Shrek and Facts

 

Best Books I Read Last Year:

 

Great Plains by Ian Frazier

The Spirit Catches You and You Fall Down by Anne Fadiman

 

What I’m Reading:

 

The Map Of Native American Tribes You’ve Never Seen Before (NPR)

 

Joe Gould’s Teeth by Jill Lepore

and

Lifespan Of a Fact by John D’Agata and Jim Fingal

Last year I read “Joe Gould’s Secret” by Joseph Mitchell, an article that is considered by many to be a crowning achievement in literary non-fiction. Mitchell, as you may know, fabricated or bent the facts in some of his stories. This distances his work from pure non-fiction. Emotionally, this didn’t affect me much.

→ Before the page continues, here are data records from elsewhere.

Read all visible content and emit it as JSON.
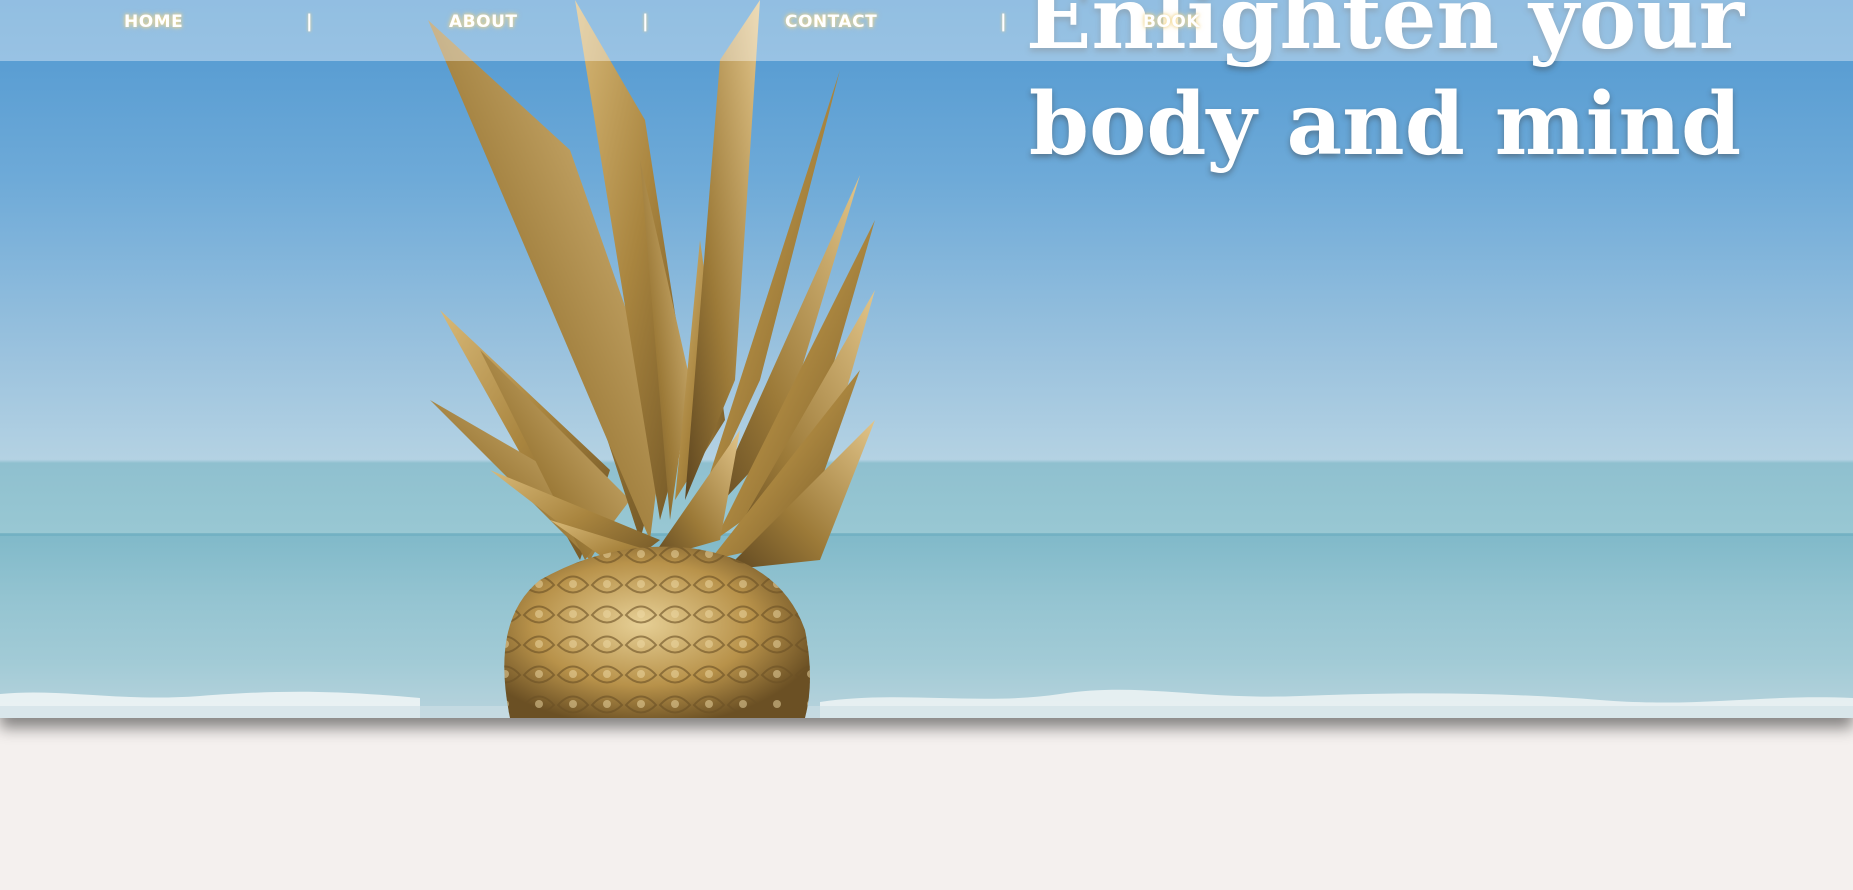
{
  "nav": {
    "items": [
      {
        "label": "HOME"
      },
      {
        "label": "ABOUT"
      },
      {
        "label": "CONTACT"
      },
      {
        "label": "BOOK"
      }
    ],
    "separator": "|"
  },
  "hero": {
    "headline": "Enlighten your body and mind"
  },
  "colors": {
    "sky": "#5a9fd4",
    "sea": "#96c6d2",
    "pineapple_gold": "#b8924a",
    "page_background": "#f4f0ee",
    "nav_text_glow": "#f1d58a"
  }
}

I ultimately side with Janet Malcolm in her assessment of Mitchell. Jill Lepore, however, does not. She finds, in Joe Gould’s Teeth, that Mitchell had the opportunity to find the truth about Joe Gould, and neglected to follow up. But her book is more a condemnation of Ezra Pound and E.E. Cumming for so vociferously touting Gould, when he was really a second-rate talent. (They prized his insanity, which Lepore thinks is misguided.) She corrects their chauvinism by recording the history of a female African-American sculptor that Gould harrassed for many years, who Lepore finds more interesting. Over the course of the book, Mitchell’s negligence falls by the wayside because the quibbling about facts––the ones left in, the ones left out, the ones unrecorded, the ones unbent––is something of a bottomless pit. (Read the original article here)

 

Lifespan Of A Fact is John D’Agata’s record of trying to plumb that bottomless pit. It is a conversation between him and his fact-checker. The fact checker (Jim Fingal) is hyperrational and tedious, while D’Agata plays a capricious, prickly artist. The book is an endurance test for those who still cling to scientific rationality like the mast of a sinking ship. How far can you take fact-checking? How doggedly can you fact-check intention, spirit, implication and metaphor? I find metaphor to be a particularly sticky territory, a powerful tool for writers that often goes unchecked (e.g. is America a melting pot or tossed salad?) I went to the Broadway play version of Lifespan and felt that it did a good job expressing the complex, fraught nature of an artist trying to create something. But the real issue is fact-checking. What are the outer limits of its use? What we do know is that, while fact-checking can be an absurdity, it’s also a torch that helps the non-fiction writer move forward, avoid walking in a circle in a dark cave.

 

I Found the Best Burger Place in America. And Then I Killed It. by Kevin Alexander (Thrillist)

and

Did a Rave Review Really Shut Down Portland Burger Bar Stanich’s? Maybe It Was the Owner’s Legal Troubles. By Matthew Singer (Williamette Week)

 

How consequential are lists of best foods? Do you ruin things by telling other people about them? Do you betray “real” life by recording it? Maybe, but probably not.

 

Groovin’ High By David Remnick

 

I’ve never listened to the Rolling Stones on purpose, but this article about Keith Richards is nice.

 

The Singular Pursuit of Comrade Bezos by Malcolm Harris (Medium)

and

Fully automated luxury communism by Brian Merchant (The Guardian)

and

Nationalize Amazon by Sarah Jaffe (The Outline)

And

Competition Is Dying, and Taking Capitalism With It By Jonathan Tepper (Bloomberg)

 

Amazon’s monopolistic tendencies are, in many ways, anti-capitalist. This is confusing. They aim not to “unleash” the market––like laissez-faire or neoliberal proponents might like––but to harness it. Amazon loses lots of money every day, in an effort to radically underbid competitors. This tactic was exactly why antitrust laws were invented: to prevent massive companies, who can weather the losses, from destroying competitors by offering supremely low prices.

 

So is antitrust bad for consumers? No, not exactly. We get products cheaper and faster. It can be bad for workers, but that’s not what anti-monopolists are worried about. They are worried about competition. But with the enthusiasm for socialism swirling around, it is time to consider: how interested are we in competition? Would it be better to just let Amazon be what it is (a good way to buy things), and then nationalize it? Nationalizing Amazon, with the addition of some kind of guaranteed income, could quickly amount to an automated luxury communism.

 

Shrek the Third Promos by Tim and Eric (YouTube)

 

I hear that Tim and Eric lost fans who thought they’d sold out. This is a proper approach to irony, parody, etc. Limited winks to the audience, and an exploration of full depth of Shrek the Third fandom, not just the superficial aspects.